Sean Landers: Genius, 2001
Óleo de Sean Landers, uno de los 'apropiacionistas' de Picasso Courtesy of the artist and Petzel, New York.

Aunque en España a veces se pasa de puntillas sobre el asunto, que todavía levanta ampollas en algunos resentidos, en otros países lo tienen claro: Pablo Picasso es el artista "más citado e importante desde un punto de vista formal" de toda la historia del arte, el de "mayor poder expresivo", el que demanda "más atención del público" y el que "fascina con la intensidad de ningún otro" con su "obra y sus visiones". Las palabras llegan de Alemania y están escritas como prólogo a la exposición Picasso in der Kunst der Gegenwart (Picasso en el arte contemporáneo).

El gran defensor de la figura del español como artista de artistas, proteico campeón expresivo del siglo XX y figura adorada por el público de todo el mundo es Dirk Luckow, curator de la muestra y director del museo que la organiza y acoge, la Deichtorhallen de Hamburgo (Alemania). La pinacoteca, uno de los centros continentales con mejor programación de arte moderno, cumple en 2015 un cuarto de siglo y ha decidido hacerlo apostando por el mejor.

'Mayor presencia y renombre merecidos'

"Ningún pintor del siglo XX tiene mayor presencia y renombre, ambos merecidos, que Pablo Picasso", añade Luckow, para quien resulta "tangible" cómo la sombra del artista malagueño sigue posada sobre creadores que en algunos casos ni siquiera habían nacido en 1973, cuando murió en Francia a los 91 años el artista total que vivió según dos principios: "el principal enemigo de la creatividad es el buen gusto" y "cuando se es joven, se es joven para toda la vida" —también gustaba de enunciar un tercero, sólo en apariencia encontrado con el anterior: "la calidad de un pintor depende de la cantidad de pasado que lleve consigo"—.
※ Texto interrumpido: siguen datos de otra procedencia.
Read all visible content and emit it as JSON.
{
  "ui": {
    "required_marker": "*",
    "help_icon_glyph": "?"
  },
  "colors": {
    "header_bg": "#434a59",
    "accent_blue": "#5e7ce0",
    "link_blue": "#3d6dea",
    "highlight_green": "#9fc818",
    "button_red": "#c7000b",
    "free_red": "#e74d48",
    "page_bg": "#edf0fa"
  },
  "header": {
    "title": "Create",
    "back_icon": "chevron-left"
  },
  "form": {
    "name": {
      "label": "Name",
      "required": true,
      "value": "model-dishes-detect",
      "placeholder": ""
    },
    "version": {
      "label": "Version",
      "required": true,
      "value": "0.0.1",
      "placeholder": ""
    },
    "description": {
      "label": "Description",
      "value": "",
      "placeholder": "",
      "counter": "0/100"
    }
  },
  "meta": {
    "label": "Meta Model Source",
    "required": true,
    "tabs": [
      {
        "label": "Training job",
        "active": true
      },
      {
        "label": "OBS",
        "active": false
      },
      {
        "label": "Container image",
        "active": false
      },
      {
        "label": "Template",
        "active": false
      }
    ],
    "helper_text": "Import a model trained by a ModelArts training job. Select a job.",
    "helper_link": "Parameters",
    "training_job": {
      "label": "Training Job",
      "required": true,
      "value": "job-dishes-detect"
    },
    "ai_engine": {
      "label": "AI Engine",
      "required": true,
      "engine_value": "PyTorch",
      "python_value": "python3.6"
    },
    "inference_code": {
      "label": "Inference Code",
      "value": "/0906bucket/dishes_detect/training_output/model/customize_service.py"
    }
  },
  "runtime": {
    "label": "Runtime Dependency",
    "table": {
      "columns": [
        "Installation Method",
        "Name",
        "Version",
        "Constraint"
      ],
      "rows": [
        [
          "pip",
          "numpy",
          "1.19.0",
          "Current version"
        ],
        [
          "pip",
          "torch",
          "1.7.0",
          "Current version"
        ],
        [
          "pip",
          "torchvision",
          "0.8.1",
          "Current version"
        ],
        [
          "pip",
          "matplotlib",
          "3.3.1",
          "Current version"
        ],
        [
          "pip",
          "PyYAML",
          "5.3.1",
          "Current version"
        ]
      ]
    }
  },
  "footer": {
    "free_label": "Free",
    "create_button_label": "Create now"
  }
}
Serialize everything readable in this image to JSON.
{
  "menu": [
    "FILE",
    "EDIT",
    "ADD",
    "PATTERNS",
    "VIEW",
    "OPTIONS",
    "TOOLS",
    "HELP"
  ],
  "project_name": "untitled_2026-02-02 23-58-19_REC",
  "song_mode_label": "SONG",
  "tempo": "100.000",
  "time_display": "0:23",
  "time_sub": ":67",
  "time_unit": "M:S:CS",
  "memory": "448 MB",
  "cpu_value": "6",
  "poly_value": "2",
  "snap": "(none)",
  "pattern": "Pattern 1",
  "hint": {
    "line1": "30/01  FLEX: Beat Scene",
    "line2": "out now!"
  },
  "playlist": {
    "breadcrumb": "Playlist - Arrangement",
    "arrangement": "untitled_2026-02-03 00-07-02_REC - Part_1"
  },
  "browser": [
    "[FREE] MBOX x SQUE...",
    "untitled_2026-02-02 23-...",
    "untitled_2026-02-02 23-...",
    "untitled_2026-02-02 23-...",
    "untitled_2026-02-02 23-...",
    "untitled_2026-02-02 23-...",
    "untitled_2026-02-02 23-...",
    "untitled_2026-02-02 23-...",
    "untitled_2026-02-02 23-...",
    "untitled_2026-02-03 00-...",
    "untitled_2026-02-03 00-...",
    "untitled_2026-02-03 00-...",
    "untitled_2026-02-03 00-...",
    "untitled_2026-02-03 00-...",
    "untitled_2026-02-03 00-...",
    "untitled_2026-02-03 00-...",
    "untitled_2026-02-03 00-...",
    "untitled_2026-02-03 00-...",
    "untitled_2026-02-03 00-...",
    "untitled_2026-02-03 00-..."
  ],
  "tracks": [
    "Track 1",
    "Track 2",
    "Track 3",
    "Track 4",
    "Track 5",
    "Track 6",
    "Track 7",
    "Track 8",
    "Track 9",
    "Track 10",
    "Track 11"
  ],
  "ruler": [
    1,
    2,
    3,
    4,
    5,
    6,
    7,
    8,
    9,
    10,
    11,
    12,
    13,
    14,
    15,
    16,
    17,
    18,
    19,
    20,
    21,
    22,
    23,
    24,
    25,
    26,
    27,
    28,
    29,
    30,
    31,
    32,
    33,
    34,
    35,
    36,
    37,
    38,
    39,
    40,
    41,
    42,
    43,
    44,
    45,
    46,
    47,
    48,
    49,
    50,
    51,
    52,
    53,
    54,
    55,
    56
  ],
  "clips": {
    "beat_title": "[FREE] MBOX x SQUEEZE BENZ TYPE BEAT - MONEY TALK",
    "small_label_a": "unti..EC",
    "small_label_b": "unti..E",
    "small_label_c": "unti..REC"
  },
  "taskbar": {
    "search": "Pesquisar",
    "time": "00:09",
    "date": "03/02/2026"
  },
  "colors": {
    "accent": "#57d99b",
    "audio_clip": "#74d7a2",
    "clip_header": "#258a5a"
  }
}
Los artistas de más renombre desean enfrentar a Picasso para derrotarlo Con la idea de que "los artistas de más renombre" de las últimas décadas siguen colgados de Picasso, de quien se apropian y a cuyos hallazgos reinterpretan, pero al que también "desean enfrentarse para derrotarlo", la colectiva que se exhibe en Hamburgo hasta el 12 de julio recopila piezas de más de ochenta firmas. Son todos de primera fila y todos, opinan en el museo alemán, tienen deudas, "formales o políticas" con Picasso, que se ha convertido en "un fenómeno más allá de sí mismo".

Media docena de apartados

En media docena de apartados temáticos y sugerentes —Picasso y el arte alemán, Picasso global, El Guernica y el arte contra la guerra, Picasso visto por las artistas, En contacto directo con Picasso, Arte de la apropiación— pueden verse obras de, entre otros, Georg Baselitz, Brassaï, Sophie Calle, Marlene Dumas, Jasper Johns, Martin Kippenberger, Roy Lichtenstein, Robert Longo, Cindy Sherman, María Lassnig, Paul Klee, Ernst Ludwig Kirchner, y Erwin Blumenfeld, Andy Warhol, Claes Oldenburg, Jackson Pollock, Sigmar Polke y Jasper Johns.

Caricatura, sarcasmo, veneración y reinterpretación En todos ellos está anidado Picasso, en ocasiones de manera tan obvia que roza la caricatura, como en el Multi Colored Portait (1990) de Condo, pintado a la manera de los retratos descompuestos del cubismo; en otras con intención sarcástica: Tiehai Zhou bosqueja al pintor como el camello de la marca de cigarrillos en Les pains de Picasso (2006), y también con veneración, como Sean Landers en Genius (2001), un tablero panorámico y coral poblado de imaginería picassiana, o asimilación intelectual: el replanteamiento humorístico del Guernica de Thomas Zipp en Achtung! (2005-2011), que imagina al Reino Unido atacado por los EE UU.